The Classical Studies program at OWU focuses on questions of identity, the importance of Classics outside of North America and Europe, the nature of systems of oppression and social control, and the narratives by which our world is built. It prepares students to develop critical reading/thinking and other transferable skills, and to make interdisciplinary connections.

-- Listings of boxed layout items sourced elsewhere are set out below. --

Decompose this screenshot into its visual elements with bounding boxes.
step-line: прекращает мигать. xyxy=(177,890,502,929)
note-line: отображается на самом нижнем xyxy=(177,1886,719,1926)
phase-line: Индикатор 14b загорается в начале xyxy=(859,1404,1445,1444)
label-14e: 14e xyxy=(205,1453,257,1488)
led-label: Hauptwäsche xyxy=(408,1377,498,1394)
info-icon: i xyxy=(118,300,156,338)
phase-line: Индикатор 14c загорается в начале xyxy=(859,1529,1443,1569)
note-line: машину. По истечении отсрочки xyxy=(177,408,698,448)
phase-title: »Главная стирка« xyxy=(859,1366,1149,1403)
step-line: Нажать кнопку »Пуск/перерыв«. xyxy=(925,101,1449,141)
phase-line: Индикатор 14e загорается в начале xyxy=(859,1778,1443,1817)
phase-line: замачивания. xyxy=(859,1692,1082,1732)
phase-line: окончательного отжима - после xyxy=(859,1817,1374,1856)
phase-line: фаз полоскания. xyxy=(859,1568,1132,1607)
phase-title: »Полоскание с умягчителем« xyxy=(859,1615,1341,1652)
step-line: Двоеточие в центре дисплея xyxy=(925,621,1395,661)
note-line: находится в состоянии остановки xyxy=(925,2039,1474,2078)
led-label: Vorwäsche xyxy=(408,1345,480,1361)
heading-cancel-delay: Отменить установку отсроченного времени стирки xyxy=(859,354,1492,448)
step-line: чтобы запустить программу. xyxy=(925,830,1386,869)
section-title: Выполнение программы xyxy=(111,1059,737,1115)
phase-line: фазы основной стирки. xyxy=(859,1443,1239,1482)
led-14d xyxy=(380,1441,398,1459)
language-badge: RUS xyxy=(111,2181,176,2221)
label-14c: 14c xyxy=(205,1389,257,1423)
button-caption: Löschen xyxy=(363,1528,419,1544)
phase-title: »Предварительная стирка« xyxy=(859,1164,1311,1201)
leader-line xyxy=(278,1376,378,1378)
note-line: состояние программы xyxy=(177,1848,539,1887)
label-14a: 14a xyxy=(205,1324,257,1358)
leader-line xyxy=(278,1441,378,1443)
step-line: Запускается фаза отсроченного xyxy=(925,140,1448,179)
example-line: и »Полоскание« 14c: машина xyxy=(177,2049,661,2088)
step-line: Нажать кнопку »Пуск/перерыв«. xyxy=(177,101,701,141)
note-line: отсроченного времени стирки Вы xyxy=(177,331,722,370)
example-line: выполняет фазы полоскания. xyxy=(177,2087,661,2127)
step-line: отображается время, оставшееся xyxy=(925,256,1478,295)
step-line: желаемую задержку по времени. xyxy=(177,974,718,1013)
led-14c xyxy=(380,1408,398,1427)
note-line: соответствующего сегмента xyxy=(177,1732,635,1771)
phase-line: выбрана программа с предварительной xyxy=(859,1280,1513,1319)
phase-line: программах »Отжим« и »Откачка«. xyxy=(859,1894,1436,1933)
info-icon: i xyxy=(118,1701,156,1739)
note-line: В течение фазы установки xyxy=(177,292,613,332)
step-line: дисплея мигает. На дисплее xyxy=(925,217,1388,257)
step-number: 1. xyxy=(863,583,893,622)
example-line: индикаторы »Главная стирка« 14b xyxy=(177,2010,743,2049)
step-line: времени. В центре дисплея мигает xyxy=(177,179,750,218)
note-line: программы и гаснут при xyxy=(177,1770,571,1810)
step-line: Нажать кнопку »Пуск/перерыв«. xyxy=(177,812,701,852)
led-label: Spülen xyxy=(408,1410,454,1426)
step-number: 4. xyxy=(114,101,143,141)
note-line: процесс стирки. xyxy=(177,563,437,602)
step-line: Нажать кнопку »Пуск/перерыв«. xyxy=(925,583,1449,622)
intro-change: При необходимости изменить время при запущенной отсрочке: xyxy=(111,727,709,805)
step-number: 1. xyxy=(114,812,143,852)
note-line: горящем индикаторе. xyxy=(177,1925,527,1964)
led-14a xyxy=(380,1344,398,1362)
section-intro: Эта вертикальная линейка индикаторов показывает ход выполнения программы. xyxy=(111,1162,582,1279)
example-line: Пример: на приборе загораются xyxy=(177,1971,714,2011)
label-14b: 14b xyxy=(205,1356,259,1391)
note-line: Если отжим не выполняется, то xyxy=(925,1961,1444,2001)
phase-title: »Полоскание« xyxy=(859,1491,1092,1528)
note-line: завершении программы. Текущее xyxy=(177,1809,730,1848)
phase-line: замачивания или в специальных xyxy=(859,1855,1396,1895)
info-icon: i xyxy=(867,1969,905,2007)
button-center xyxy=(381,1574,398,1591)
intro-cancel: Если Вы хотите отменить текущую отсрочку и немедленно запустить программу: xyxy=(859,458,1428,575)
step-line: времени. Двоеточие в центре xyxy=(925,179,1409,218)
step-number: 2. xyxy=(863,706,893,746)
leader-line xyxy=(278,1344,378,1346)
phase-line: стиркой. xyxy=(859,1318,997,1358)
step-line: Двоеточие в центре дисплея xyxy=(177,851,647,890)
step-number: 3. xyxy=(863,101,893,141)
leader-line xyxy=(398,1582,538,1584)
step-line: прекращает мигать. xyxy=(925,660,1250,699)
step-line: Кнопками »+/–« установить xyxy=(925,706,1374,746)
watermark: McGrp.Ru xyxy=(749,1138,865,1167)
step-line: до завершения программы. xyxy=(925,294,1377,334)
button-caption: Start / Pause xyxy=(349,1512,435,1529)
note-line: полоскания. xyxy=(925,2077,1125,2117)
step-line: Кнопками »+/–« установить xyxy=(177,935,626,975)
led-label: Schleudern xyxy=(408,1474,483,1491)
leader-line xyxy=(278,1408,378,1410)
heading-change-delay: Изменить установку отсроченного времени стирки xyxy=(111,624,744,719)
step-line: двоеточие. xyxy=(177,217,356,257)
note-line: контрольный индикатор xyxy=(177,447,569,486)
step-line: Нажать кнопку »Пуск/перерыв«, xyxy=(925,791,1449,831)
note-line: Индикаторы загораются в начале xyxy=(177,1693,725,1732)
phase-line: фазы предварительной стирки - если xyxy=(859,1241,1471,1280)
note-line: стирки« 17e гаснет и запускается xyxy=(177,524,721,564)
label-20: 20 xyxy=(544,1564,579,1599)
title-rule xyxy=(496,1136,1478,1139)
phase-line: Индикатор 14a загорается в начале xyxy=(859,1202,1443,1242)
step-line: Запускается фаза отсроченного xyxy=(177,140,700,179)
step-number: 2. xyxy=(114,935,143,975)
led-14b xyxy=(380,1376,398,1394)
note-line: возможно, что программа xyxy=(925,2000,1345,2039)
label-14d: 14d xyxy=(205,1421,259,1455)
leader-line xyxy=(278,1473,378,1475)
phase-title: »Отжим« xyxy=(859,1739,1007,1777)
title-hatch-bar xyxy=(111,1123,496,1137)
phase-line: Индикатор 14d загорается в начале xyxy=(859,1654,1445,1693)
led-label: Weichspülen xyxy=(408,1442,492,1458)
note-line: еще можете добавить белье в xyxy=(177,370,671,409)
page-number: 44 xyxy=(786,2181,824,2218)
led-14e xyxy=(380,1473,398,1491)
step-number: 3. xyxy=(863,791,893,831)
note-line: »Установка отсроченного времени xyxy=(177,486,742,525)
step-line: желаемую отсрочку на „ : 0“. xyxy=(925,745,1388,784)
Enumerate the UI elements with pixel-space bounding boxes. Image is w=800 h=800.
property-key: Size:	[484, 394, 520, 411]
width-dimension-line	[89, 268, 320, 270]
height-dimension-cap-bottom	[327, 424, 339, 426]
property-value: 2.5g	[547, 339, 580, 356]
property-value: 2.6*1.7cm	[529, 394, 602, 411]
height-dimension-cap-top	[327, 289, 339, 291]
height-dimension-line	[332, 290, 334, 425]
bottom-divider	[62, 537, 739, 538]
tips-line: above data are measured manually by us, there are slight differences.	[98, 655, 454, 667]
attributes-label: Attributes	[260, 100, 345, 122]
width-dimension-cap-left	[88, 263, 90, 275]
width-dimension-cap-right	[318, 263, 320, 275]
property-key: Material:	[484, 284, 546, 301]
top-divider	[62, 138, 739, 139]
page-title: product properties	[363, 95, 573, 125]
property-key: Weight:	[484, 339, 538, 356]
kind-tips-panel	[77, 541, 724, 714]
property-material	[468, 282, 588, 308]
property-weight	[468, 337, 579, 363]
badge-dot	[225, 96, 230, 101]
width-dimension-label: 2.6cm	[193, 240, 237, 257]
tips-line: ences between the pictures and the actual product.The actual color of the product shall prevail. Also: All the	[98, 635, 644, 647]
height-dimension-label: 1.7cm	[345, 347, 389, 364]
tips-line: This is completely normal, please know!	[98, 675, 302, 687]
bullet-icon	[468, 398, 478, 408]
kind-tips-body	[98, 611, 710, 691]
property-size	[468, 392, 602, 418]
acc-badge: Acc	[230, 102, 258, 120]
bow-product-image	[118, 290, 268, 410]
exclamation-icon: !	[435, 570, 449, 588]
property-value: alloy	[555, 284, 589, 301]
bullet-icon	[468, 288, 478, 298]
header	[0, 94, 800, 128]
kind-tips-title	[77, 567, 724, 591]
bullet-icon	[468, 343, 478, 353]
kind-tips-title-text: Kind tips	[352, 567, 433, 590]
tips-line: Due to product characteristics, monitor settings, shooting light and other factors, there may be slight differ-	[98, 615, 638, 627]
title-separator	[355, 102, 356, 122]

Additionally, the program helps students answer questions, such as:

  • How do class struggles help us understand the politics of inequality in the contemporary world?
  • What problems did women face in antiquity and what continuities exist in modernity? 
  • How does government, empire, and ethnicity create and destroy knowledge?
  • What role does classics play in our understanding of subsequent history and literature?
  • How do the classics facilitate the understanding of other cultures and why are they still relevant nowadays?

Learning Objectives


The Classical Studies major envisions a number of goals for its successful students, among them:

  • Basic proficiency in Latin to allow for the reading of straightforward poetry and prose with the aid of a dictionary/lexicon and standard commentaries;
  • Knowledge of the history and literature of ancient Greece and Rome, so as to be able to appreciate the writings of the classical authors in their temporal and spatial contexts;
  • Engagement with ethical, philosophical, and political ideas of the ancient world and an understanding of their relevance to contemporary issues.
  • The ability to draw interdisciplinary connections between classical studies and other fields such as history, philosophy, political and government, and art history.
  • The ability to address significant problems in classical scholarship through reflection, analysis, and writing.

Major Requirements


Requirements for the Classical Studies major: 9 courses total

  • LATI 110 Introduction to Latin I  and
  • LATI 111 Introduction to Latin II  
  • 7 additional courses, at least four of which must be at the 300 level or above:
    • 5 CLAS courses 2 courses must be electives (from a list of approved courses or with permission from the Chair of WLC / Classics)

  • One independent study or directed readings in LATI, GREE, or CLAS may count toward the major.